Friday, October 06, 2006

What I Did For Love

Yes, The Departed opens today. But I'm not going to talk about that. Instead, I'm going to ask what the hell is wrong with New York theatre critics. A Chorus Line, that old war-horse from 1975 has returned and after its opening night I sat down to read the reviews and they're mostly...not so great. Seems many are saying it's too much a copy of the original, but the dancers seem to be acting this time, whereas the original players were living their lives on stage. I beg to differ.

Even when one is playing one's life, if there's an audience while one is doing it, then one is acting. Okay, I didn't see the 1975 cast. By the time I saw it, Tommy Aguilar had taken over as Paul, and Eivin Harum was playing Zach, but it was still the show Michael Bennett had directed. The actors were not playing themselves, they were playing parts set down on the page for them, and they were charged with making those parts come to life. In my mind, that's what they did, just the way Jason Tam and Michael Berresse did in this revival. So for the NY Times critic to say "It doesn't feel fair to the cast members to have them stand in the same poses and the same clothes as their predecessors" seems a trivial point, at best. It may not be fair, but it's what is required in this particular show. Would this critic have preferred a radical rethinking of the piece, as we recently witnessed for Sweeney Todd? Would he like the dancers to play their own instruments as they tell us the tales of how they were sexually abused in 42nd Street theatres, or watched indifferent parents go about their separate lives?
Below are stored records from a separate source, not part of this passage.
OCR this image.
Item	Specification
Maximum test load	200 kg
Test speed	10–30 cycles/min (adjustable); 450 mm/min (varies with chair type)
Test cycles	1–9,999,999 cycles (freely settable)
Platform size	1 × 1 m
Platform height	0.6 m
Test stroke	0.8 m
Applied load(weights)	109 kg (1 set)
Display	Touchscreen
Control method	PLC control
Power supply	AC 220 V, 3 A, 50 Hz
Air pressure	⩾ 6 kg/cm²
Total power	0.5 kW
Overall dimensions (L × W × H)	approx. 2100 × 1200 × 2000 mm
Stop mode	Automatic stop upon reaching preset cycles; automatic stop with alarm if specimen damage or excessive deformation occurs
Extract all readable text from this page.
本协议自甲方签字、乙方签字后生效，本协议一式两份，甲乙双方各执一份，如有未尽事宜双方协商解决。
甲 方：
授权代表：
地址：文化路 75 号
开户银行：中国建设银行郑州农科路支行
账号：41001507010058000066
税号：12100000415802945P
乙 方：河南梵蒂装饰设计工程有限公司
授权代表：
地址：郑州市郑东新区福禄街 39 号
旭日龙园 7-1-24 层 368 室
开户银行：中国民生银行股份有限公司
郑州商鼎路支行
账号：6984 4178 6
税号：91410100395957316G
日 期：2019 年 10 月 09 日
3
This show is what it is: a moment in time when one director (Michael Bennett) had the thought to dig inside the minds of his cast and share all that he found with an audience. I mean, really, is any audition actually like the one we witness on stage; where the director forces each job applicant to reveal embarrassing, humiliating, personal events from their past to show how unique and individual they are in the hope of attaining a chance to blend into a chorus line of unknowns behind some unnamed star? Um, no. Michael Bennett just thought it would be neat for an audience to see what dancers go through in their lives on the way to kicking up their heels on the Great White Way.

So this production is the same as it was in 1975, with replicated costumes, lighting and choreography. Sometimes revivals do that - they show you what all the fuss was about for the original audiences. And sometimes Coriolanus is performed in Matrix-like black leather jackets with Christopher Walken spewing Shakespeare's lines to a percussive accompaniment. Both kinds of revival are valid and both can be illuminating. In the case of the new Chorus Line, its illumination is on the validity of the rabid success of the original. We see 16 years later, why this little show about dancers is One Singular Sensation.

Also one singular sensation is Matt Damon. Although none of his movies has been remade or revived yet, he has taken a second look at some of his roles. In The Bourne Supremacy, Jason Bourne uncovers more painful memories and attempts to atone for what he sees as an immoral past. In Ocean's Twelve, Linus Caldwell is still trying to keep up with the professional thieves, doing his best to impress them even as his mother breaks them all out of prison. Perhaps it's some measure of Matt's success in these roles that both of these franchises will be placing a third product into the market place before too long. Perhaps some would like to see what happened to Will Hunting after he drives away from the only world he knew, or if Rudy Baylor and Kelly Riker made a future for themselves after he won his landmark court case. But please, Matt, don't revisit Gerry, whatever you do. Two hours of wandering around in the desert is plenty. Even another five minutes of marching through gravelly-sounding sand could be enough to put me over the edge. God knows I think the world of you, Matt, but that film was a chore for me, even though whispering your name in my quieter moments is What I Did For Love.